George Bush, Dick Cheney, Condi Rice, Natan Sharansky, Daniel Pipes, Don Rumsfeld, Dr. Benard Lewis...etc, and me say you're wrong. Who supports your position?
Islam----religious, political, scientific, cultural----offers nothing to the world except another brand of tyranny.
I think it offers something much worse than tyranny. It introduces a new kind of warfare that involves a religion of hatred, institutional cowardice, and the love of death and violence without a national face or a definable front line.
Add to that the fact that Islam has been seeded into the minds of Muslims for more generations than they can remember. Think of it. Entire bloodlines...Muslim...demonic...for over a thousand years.
I read through most of it, and it seems to be mostly pompous hot air.
Why would someone like Bin Ladin be full of despair because of colonialism? He has all the money and privilege in the world.
I also don't think he disproves the contention that Islam has always been aggressive. Morever, whatever the Muslim legalists might occasionally argue, Muhammed himself broke solemn treaties, lied, murdered, and enslaved whenever he felt like it.
Yes, probably there are more fanatical Muslim movements, and the significance of the Wahhabists is widely known. But Islam itself is sick. Not powerless, but power drunk. Islam is a religion that attracts bullies.
"In the Bible, God called for the destruction of every man,woman and child in war."
You need to keep things in context. This only occurred when the Children of Israel was conquering Canaan under Joshua. The reason was that the people there were so corrupt that God didn't want anything of them left to pollute/corrupt the soon to be formed Israel theocracy in the "promised land."
We have, I believe, a God given right to protect our country from Islamic militancy. However, I don't think that God given right includes total genocide of a people. They are lost souls also, just like many here in this country.
"the classical tradition in Islamic thought regarding the employment of political violence"
Hashishin, anyone--aka assassins?
Uthman, the 3rd caliph, was murdered. Ali, the man from whom all Shia derives, both 7ers and 12ers, also had an untimely end. The Abbasids overthrew the Umayyads, etc, etc.

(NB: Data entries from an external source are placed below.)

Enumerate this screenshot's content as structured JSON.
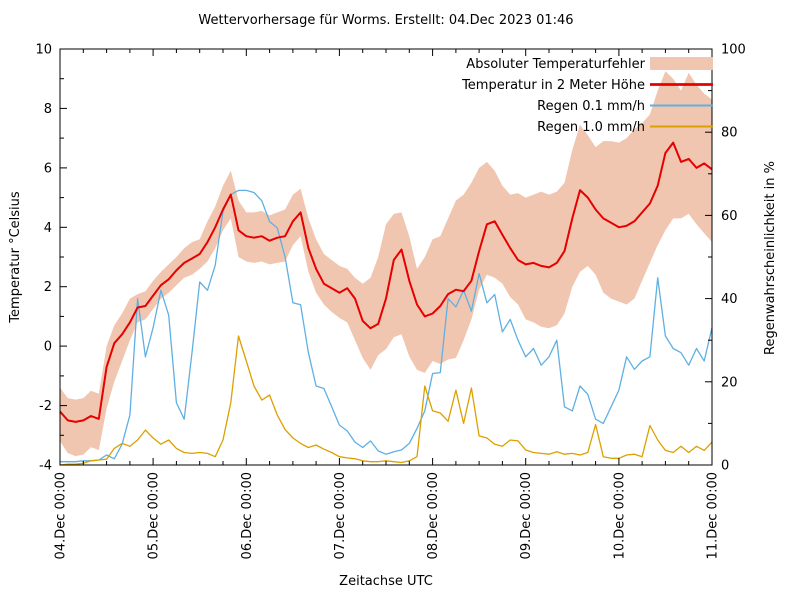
{
  "colors": {
    "background": "#ffffff",
    "axis": "#000000",
    "error_band": "#f1c6b0",
    "temperature": "#e60000",
    "rain01": "#5fb0e2",
    "rain10": "#dda000"
  },
  "chart_data": {
    "type": "line",
    "title": "Wettervorhersage für Worms. Erstellt: 04.Dec 2023 01:46",
    "x_label": "Zeitachse UTC",
    "grid": false,
    "legend_position": "top-right-inside",
    "y_left": {
      "label": "Temperatur °Celsius",
      "min": -4,
      "max": 10,
      "ticks": [
        -4,
        -2,
        0,
        2,
        4,
        6,
        8,
        10
      ],
      "minor_ticks": [
        -3,
        -1,
        1,
        3,
        5,
        7,
        9
      ]
    },
    "y_right": {
      "label": "Regenwahrscheinlichkeit in %",
      "min": 0,
      "max": 100,
      "ticks": [
        0,
        20,
        40,
        60,
        80,
        100
      ],
      "minor_ticks": [
        10,
        30,
        50,
        70,
        90
      ]
    },
    "x_axis": {
      "tick_labels": [
        "04.Dec 00:00",
        "05.Dec 00:00",
        "06.Dec 00:00",
        "07.Dec 00:00",
        "08.Dec 00:00",
        "09.Dec 00:00",
        "10.Dec 00:00",
        "11.Dec 00:00"
      ],
      "major_step_hours": 24,
      "minor_step_hours": 6,
      "total_hours": 168
    },
    "sample_step_hours": 2,
    "series": [
      {
        "name": "Absoluter Temperaturfehler",
        "type": "band",
        "axis": "left",
        "color_key": "error_band",
        "upper": [
          -1.4,
          -1.75,
          -1.8,
          -1.75,
          -1.5,
          -1.6,
          0.0,
          0.7,
          1.1,
          1.6,
          1.75,
          1.85,
          2.2,
          2.5,
          2.75,
          3.0,
          3.3,
          3.5,
          3.6,
          4.2,
          4.7,
          5.4,
          5.9,
          4.9,
          4.5,
          4.5,
          4.55,
          4.4,
          4.5,
          4.6,
          5.1,
          5.3,
          4.3,
          3.6,
          3.1,
          2.9,
          2.7,
          2.6,
          2.3,
          2.1,
          2.3,
          3.0,
          4.1,
          4.45,
          4.5,
          3.7,
          2.6,
          3.0,
          3.6,
          3.7,
          4.3,
          4.9,
          5.1,
          5.5,
          6.0,
          6.2,
          5.9,
          5.4,
          5.1,
          5.15,
          5.0,
          5.1,
          5.2,
          5.1,
          5.2,
          5.5,
          6.6,
          7.45,
          7.1,
          6.7,
          6.9,
          6.9,
          6.85,
          7.0,
          7.3,
          7.5,
          7.8,
          8.6,
          9.25,
          9.0,
          8.6,
          9.2,
          8.8,
          8.5,
          8.3
        ],
        "lower": [
          -3.2,
          -3.6,
          -3.7,
          -3.65,
          -3.4,
          -3.5,
          -2.1,
          -1.2,
          -0.5,
          0.2,
          0.8,
          0.9,
          1.25,
          1.6,
          1.8,
          2.05,
          2.3,
          2.4,
          2.6,
          2.85,
          3.3,
          3.9,
          4.3,
          3.0,
          2.85,
          2.8,
          2.85,
          2.75,
          2.8,
          2.85,
          3.4,
          3.7,
          2.5,
          1.8,
          1.4,
          1.15,
          0.95,
          0.8,
          0.2,
          -0.4,
          -0.8,
          -0.3,
          -0.1,
          0.3,
          0.4,
          -0.35,
          -0.8,
          -0.9,
          -0.5,
          -0.6,
          -0.45,
          -0.4,
          0.2,
          0.9,
          1.9,
          2.4,
          2.3,
          2.1,
          1.65,
          1.4,
          0.9,
          0.8,
          0.65,
          0.6,
          0.7,
          1.1,
          2.0,
          2.5,
          2.7,
          2.4,
          1.8,
          1.6,
          1.5,
          1.4,
          1.6,
          2.2,
          2.8,
          3.4,
          3.9,
          4.3,
          4.3,
          4.45,
          4.1,
          3.8,
          3.5
        ]
      },
      {
        "name": "Temperatur in 2 Meter Höhe",
        "type": "line",
        "axis": "left",
        "color_key": "temperature",
        "width": 2,
        "values": [
          -2.2,
          -2.5,
          -2.55,
          -2.5,
          -2.35,
          -2.45,
          -0.7,
          0.1,
          0.4,
          0.8,
          1.3,
          1.35,
          1.7,
          2.05,
          2.25,
          2.55,
          2.8,
          2.95,
          3.1,
          3.5,
          4.0,
          4.6,
          5.1,
          3.9,
          3.7,
          3.65,
          3.7,
          3.55,
          3.65,
          3.7,
          4.2,
          4.5,
          3.3,
          2.6,
          2.1,
          1.95,
          1.8,
          1.95,
          1.6,
          0.85,
          0.6,
          0.75,
          1.6,
          2.9,
          3.25,
          2.2,
          1.4,
          1.0,
          1.1,
          1.35,
          1.75,
          1.9,
          1.85,
          2.2,
          3.2,
          4.1,
          4.2,
          3.75,
          3.3,
          2.9,
          2.75,
          2.8,
          2.7,
          2.65,
          2.8,
          3.2,
          4.3,
          5.25,
          5.0,
          4.6,
          4.3,
          4.15,
          4.0,
          4.05,
          4.2,
          4.5,
          4.8,
          5.4,
          6.5,
          6.85,
          6.2,
          6.3,
          6.0,
          6.15,
          5.95
        ]
      },
      {
        "name": "Regen 0.1 mm/h",
        "type": "line",
        "axis": "right",
        "color_key": "rain01",
        "width": 1.3,
        "values": [
          0.8,
          0.8,
          0.8,
          1.0,
          1.0,
          1.2,
          2.4,
          1.5,
          5,
          12,
          40,
          26,
          33,
          42,
          36,
          15,
          11,
          27,
          44,
          42,
          48,
          61,
          65,
          66,
          66,
          65.5,
          63.5,
          58.5,
          57,
          50,
          39,
          38.5,
          27,
          19,
          18.4,
          14,
          9.6,
          8.2,
          5.5,
          4.2,
          5.8,
          3.4,
          2.6,
          3.2,
          3.6,
          5.2,
          8.8,
          13,
          22,
          22.2,
          40,
          38,
          42,
          37,
          46,
          39,
          41,
          32,
          35,
          30,
          26,
          28,
          24,
          26,
          30,
          14,
          13,
          19,
          17,
          11,
          10,
          14,
          18,
          26,
          23,
          25,
          26,
          45,
          31,
          28,
          27,
          24,
          28,
          25,
          33
        ]
      },
      {
        "name": "Regen 1.0 mm/h",
        "type": "line",
        "axis": "right",
        "color_key": "rain10",
        "width": 1.3,
        "values": [
          0,
          0.2,
          0.2,
          0.4,
          1.0,
          1.2,
          1.4,
          4.0,
          5.2,
          4.5,
          6.0,
          8.4,
          6.5,
          5.0,
          6.0,
          4.0,
          3.0,
          2.8,
          3.0,
          2.8,
          2.0,
          6.0,
          15,
          31,
          25,
          19,
          15.6,
          16.8,
          12,
          8.5,
          6.5,
          5.2,
          4.2,
          4.8,
          3.8,
          3.0,
          2.0,
          1.7,
          1.5,
          1.0,
          0.8,
          0.8,
          1.0,
          0.8,
          0.6,
          1.0,
          2.0,
          19,
          13,
          12.5,
          10.5,
          18,
          10,
          18.5,
          7,
          6.5,
          5,
          4.5,
          6,
          5.8,
          3.6,
          3.0,
          2.8,
          2.6,
          3.2,
          2.6,
          2.8,
          2.4,
          3.0,
          9.7,
          2.0,
          1.6,
          1.6,
          2.4,
          2.6,
          2.0,
          9.5,
          6.0,
          3.5,
          3.0,
          4.5,
          3.0,
          4.5,
          3.5,
          5.5
        ]
      }
    ]
  }
}
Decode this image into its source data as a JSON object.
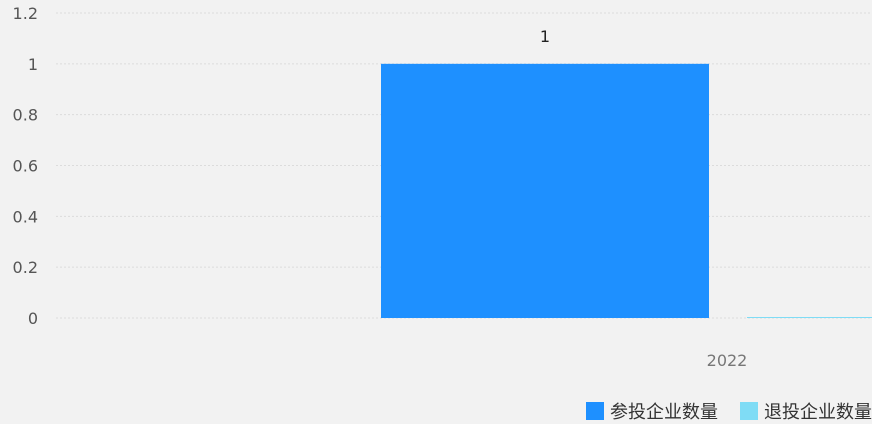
{
  "chart_data": {
    "type": "bar",
    "categories": [
      "2022"
    ],
    "series": [
      {
        "name": "参投企业数量",
        "values": [
          1
        ],
        "color": "#1e90ff",
        "label_values": true
      },
      {
        "name": "退投企业数量",
        "values": [
          0
        ],
        "color": "#7fdcf5",
        "label_values": false
      }
    ],
    "ylim": [
      0,
      1.2
    ],
    "yticks": [
      "0",
      "0.2",
      "0.4",
      "0.6",
      "0.8",
      "1",
      "1.2"
    ],
    "grid": true,
    "legend_position": "bottom-right"
  }
}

In 1979, during the hostage crisis, I warned that the Iranian brand of Shi'i would die for their cause, and were extreme in their attitudes.
The Muslim Brotherhood, funded as we know, in part, by the Nazis, have connections to Sadat's assassins, and, Zawahiri.
Islam as a word means 'submit.'
What do we think is not logical in the Occidental mind? Merely that we do not agree with or understand it? But, then, we understand Roman roads, and marvel that camel roads are not as straight?
There will come a time when we will simply have to stand up and fight, realizing that the other man wants us all dead, because we are infidels. Either we do that, or, we, too, submit.
marking for later
Valin, what do you think of this article on Khaled Abou El Fadl?